You can imagine, hopefully, repeating the same method above for each byte of a multi-byte XORXOR for each pair of messages. Doing so would generate a series of tables similar to the above. Finding the parent message then becomes a Combinatorics problem. Now suppose each byte of a 7 byte cipher has an average of 31 possible pairs of parent bytes, that is ~31^7 possible outputs. Still too big to reasonably search through manually in my opinion. Plus there is no need. A lot of these outputs will be garbage that is not likely to be plain text. Therefore, we can reduce the field once again using our assumption of the English language plain-text. By producing the different combinations and seeing if they comprise valid English words (using Python and an English Dictionary available in the python-enchant package) we can reduce our search set to only those combinations that might produce two valid English Messages.
Also, notice how the XOR of capitol and lower case letter pairs are equivalent in the tables above? You can further reduce the number of possibilities simply by not concerning yourself with the capitalization of the underlying texts. This is fine in a lot of cases, but not all obviously.

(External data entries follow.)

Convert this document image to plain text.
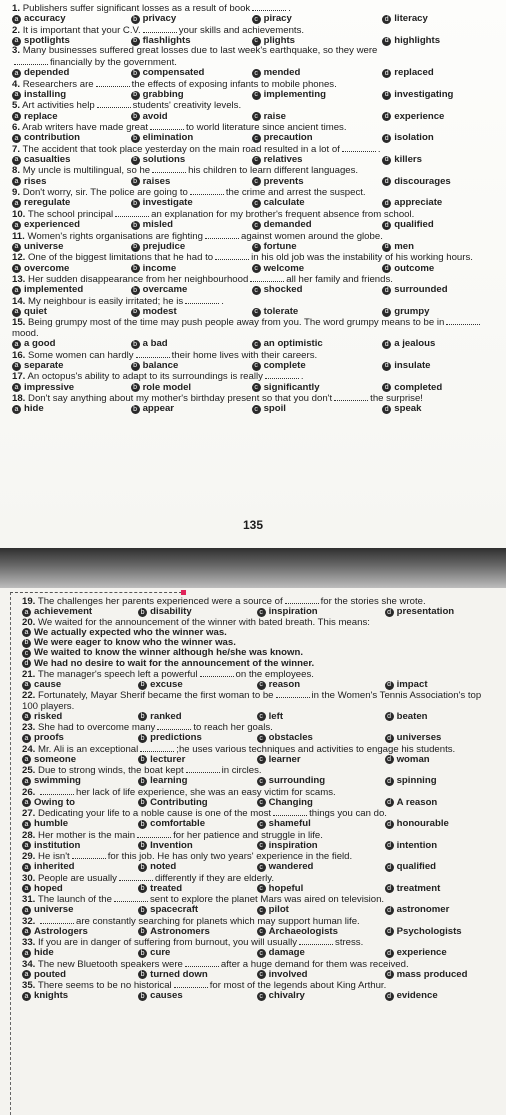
1. Publishers suffer significant losses as a result of book	.
a accuracy	b privacy	c piracy	d literacy
2. It is important that your C.V.	your skills and achievements.
a spotlights	b flashlights	c plights	d highlights
3. Many businesses suffered great losses due to last week's earthquake, so they were
financially by the government.
a depended	b compensated	c mended	d replaced
4. Researchers are	the effects of exposing infants to mobile phones.
a installing	b grabbing	c implementing	d investigating
5. Art activities help	students' creativity levels.
a replace	b avoid	c raise	d experience
6. Arab writers have made great	to world literature since ancient times.
a contribution	b elimination	c precaution	d isolation
7. The accident that took place yesterday on the main road resulted in a lot of	.
a casualties	b solutions	c relatives	d killers
8. My uncle is multilingual, so he	his children to learn different languages.
a rises	b raises	c prevents	d discourages
9. Don't worry, sir. The police are going to	the crime and arrest the suspect.
a reregulate	b investigate	c calculate	d appreciate
10. The school principal	an explanation for my brother's frequent absence from school.
a experienced	b misled	c demanded	d qualified
11. Women's rights organisations are fighting	against women around the globe.
a universe	b prejudice	c fortune	d men
12. One of the biggest limitations that he had to	in his old job was the instability of his working hours.
a overcome	b income	c welcome	d outcome
13. Her sudden disappearance from her neighbourhood	all her family and friends.
a implemented	b overcame	c shocked	d surrounded
14. My neighbour is easily irritated; he is	.
a quiet	b modest	c tolerate	d grumpy
15. Being grumpy most of the time may push people away from you. The word grumpy means to be inmood.
a a good	b a bad	c an optimistic	d a jealous
16. Some women can hardly	their home lives with their careers.
a separate	b balance	c complete	d insulate
17. An octopus's ability to adapt to its surroundings is really	.
a impressive	b role model	c significantly	d completed
18. Don't say anything about my mother's birthday present so that you don't	the surprise!
a hide	b appear	c spoil	d speak
135
19. The challenges her parents experienced were a source of	for the stories she wrote.
a achievement	b disability	c inspiration	d presentation
20. We waited for the announcement of the winner with bated breath. This means:
a We actually expected who the winner was.
b We were eager to know who the winner was.
c We waited to know the winner although he/she was known.
d We had no desire to wait for the announcement of the winner.
21. The manager's speech left a powerful	on the employees.
a cause	b excuse	c reason	d impact
22. Fortunately, Mayar Sherif became the first woman to be	in the Women's Tennis Association's top 100 players.
a risked	b ranked	c left	d beaten
23. She had to overcome many	to reach her goals.
a proofs	b predictions	c obstacles	d universes
24. Mr. Ali is an exceptional	;he uses various techniques and activities to engage his students.
a someone	b lecturer	c learner	d woman
25. Due to strong winds, the boat kept	in circles.
a swimming	b learning	c surrounding	d spinning
26.	her lack of life experience, she was an easy victim for scams.
a Owing to	b Contributing	c Changing	d A reason
27. Dedicating your life to a noble cause is one of the most	things you can do.
a humble	b comfortable	c shameful	d honourable
28. Her mother is the main	for her patience and struggle in life.
a institution	b Invention	c inspiration	d intention
29. He isn't	for this job. He has only two years' experience in the field.
a inherited	b noted	c wandered	d qualified
30. People are usually	differently if they are elderly.
a hoped	b treated	c hopeful	d treatment
31. The launch of the	sent to explore the planet Mars was aired on television.
a universe	b spacecraft	c pilot	d astronomer
32.	are constantly searching for planets which may support human life.
a Astrologers	b Astronomers	c Archaeologists	d Psychologists
33. If you are in danger of suffering from burnout, you will usually	stress.
a hide	b cure	c damage	d experience
34. The new Bluetooth speakers were	after a huge demand for them was received.
a pouted	b turned down	c involved	d mass produced
35. There seems to be no historical	for most of the legends about King Arthur.
a knights	b causes	c chivalry	d evidence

Finally, the idea can be expanded to include texts from other languages but the underlying assumptions about XORing of bytes would need to be updated as well.
Since this method relies on heuristics it cannot be said to work all the time. If the underlying text is not English, or is poorly formed the Dictionary Heuristic may throw it out. Nor have I mentioned anything about dealing with numeric sentences or special cases of text. you can expand the syntactic checker with any knowledge you have about the underlying texts. Are they chat messages going back and forth? Are they business documents on a server? Different types of texts require different insights into cracking so I will stick with the base case for now and leave it up to you the reader to expand or generalize it as you need.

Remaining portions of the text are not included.